Many blessings to you and your family.  From the bottom of my heart, I wish you all a peaceful, joyous holiday season.

p.s. To Donna, Jason, James, and Val’s cousin Jay, thanks for your service to our country – you guys rock…  Merry Christmas!!


  1. Aunt Carol says

    Wow!!!! Well written Julie. I, too, have been reflecting on Christmas-past and all the good times we all had together. Things change, and we must make new holiday memories for our family now and future. Thank God we also have the memories of good times we had with family past and present.

    Being the first all non-Italian to join the Cleri family, my first Christmas was a big change from how the French celebrate Christmas. After attending midnight Mass we came home and opened gifts then family would gather and we would eat pork pie and celebrate until early in the a.m. I was not a fish eater (our fish consumtion included clam cakes, fish sticks, and lobster). Yes, I did grow up in Maine! In the Italian the seven fishes, including squid, eel, and octopus, that’s I remember about my first Christmas meal. I was encouraged to “taste,” which I did with much hesitation. Of course I remember the home-made pasta. That was so good, something I never had. I could not believe how many courses were served, it seemed non-stop. It was great spending time during all the holidays with all the Cleris and Tarquinios either in Southbridge or Somerville. I remember Bob being Santa for the kids. One year we had a Ouiju board and Uncle George did not believe it, Elaine I were playing with it and asked Uncle George to ask a question neither of us would know, he wanted to know his service number. Quiju got it right!!!! Elaine I were just as shocked as everyone else was. There are some many great memories. My marriage ended, but the relationship with “my family” will last forever. Thank you all for being you. Love you all!

  2. Juliann says

    Thanks, Auntie for sharing your thoughts and memories. It’s heart warming to read them and feel the love we all shared during those times. And the beauty is hearing things from your point of view, since we all experienced things in our own way.

    Anyone else?

  3. Juliann says

    I also had to add this, which just came in from an email from BobSteve or SteveBob…if this doesn’t just crack you up…

    My brother, Steve has assumed the Christmas Eve role of doing the present rendition of the
    Feast of 7 Fishes.

    We were in the Italian Market making sure we had all the necessary ingredients and were checking out when the cashier started to laugh and turning to her fellow cashier ” Mary,Look at these two, laughing more and more, they bought only 4 Custanas (chestnuts), what in the world are you going to do with ust 4 of them” now the entire area was in laughter. We explained that we either forget to cook them, or cook them and forget they are in the oven, or take them out of the oven and forget to serve them. So we now buy token Castanas. They are the catalysts the bring back the MEMORIES of the Christmas Dinners in Somerville with the whole gang. If for nothing at all, that story will be told at many Christmas Dinners this year.
    The two “chadrols” that bought 4 Castanas.

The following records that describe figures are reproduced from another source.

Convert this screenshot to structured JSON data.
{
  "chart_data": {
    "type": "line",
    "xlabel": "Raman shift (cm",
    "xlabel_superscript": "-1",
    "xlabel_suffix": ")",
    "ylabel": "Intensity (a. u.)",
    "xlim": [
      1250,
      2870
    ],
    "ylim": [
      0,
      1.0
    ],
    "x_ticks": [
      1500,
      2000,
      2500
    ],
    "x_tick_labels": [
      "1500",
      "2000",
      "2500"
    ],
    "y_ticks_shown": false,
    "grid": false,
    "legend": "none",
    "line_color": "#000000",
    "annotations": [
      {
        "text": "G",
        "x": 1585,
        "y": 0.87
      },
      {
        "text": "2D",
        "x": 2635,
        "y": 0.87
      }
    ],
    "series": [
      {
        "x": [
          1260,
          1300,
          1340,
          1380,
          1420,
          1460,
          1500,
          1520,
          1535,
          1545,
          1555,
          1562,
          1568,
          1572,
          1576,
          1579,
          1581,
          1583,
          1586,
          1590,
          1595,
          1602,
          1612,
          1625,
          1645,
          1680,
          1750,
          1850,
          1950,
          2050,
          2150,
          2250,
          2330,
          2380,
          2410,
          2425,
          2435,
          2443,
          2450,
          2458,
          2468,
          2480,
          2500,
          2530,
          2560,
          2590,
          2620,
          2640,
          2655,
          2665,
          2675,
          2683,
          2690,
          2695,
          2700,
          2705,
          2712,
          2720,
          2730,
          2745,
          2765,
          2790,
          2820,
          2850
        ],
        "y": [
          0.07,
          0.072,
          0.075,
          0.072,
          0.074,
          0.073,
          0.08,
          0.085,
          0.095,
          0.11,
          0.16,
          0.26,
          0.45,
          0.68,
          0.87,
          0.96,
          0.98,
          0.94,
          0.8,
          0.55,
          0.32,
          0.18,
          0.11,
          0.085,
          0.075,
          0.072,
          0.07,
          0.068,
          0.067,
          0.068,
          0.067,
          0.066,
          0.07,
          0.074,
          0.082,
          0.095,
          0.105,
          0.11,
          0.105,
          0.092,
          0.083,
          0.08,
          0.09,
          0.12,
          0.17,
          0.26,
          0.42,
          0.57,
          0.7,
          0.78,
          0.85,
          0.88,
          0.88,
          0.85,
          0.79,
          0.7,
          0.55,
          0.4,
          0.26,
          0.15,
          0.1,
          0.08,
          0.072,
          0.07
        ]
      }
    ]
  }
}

    Love Stevebob or Bobsteve

  4. Mom says

    So many wonderful memories we have of our Christmas’
    past and you have captured most of them. We will never be able to duplicate them now but must make new memories for the new generation. Everyone is so scattered all over the place, that we would find it very difficult to all be in the same place at one time. In our generation, we were all close so being together was easy. My Mom and Auntie May were the glue that held our families together. No matter how hard we try we could never live up to their example. They were tireless when it came to family. Always planning for the next holiday or party when we would all be together. The great thing was we all enjoyed being together and had a great time. Me, my two brothers and all my cousins spent so much time together, it was like we were one family. We had such wonderful times. There was always great preparation of the traditional foods and so many desserts. My aunt was the master baker, so many yummy things!! Julie, I’m so glad that you remember everything in such detail and so fondly, it has brought me back to remembering all the wonderful times we had. I send my love to you all!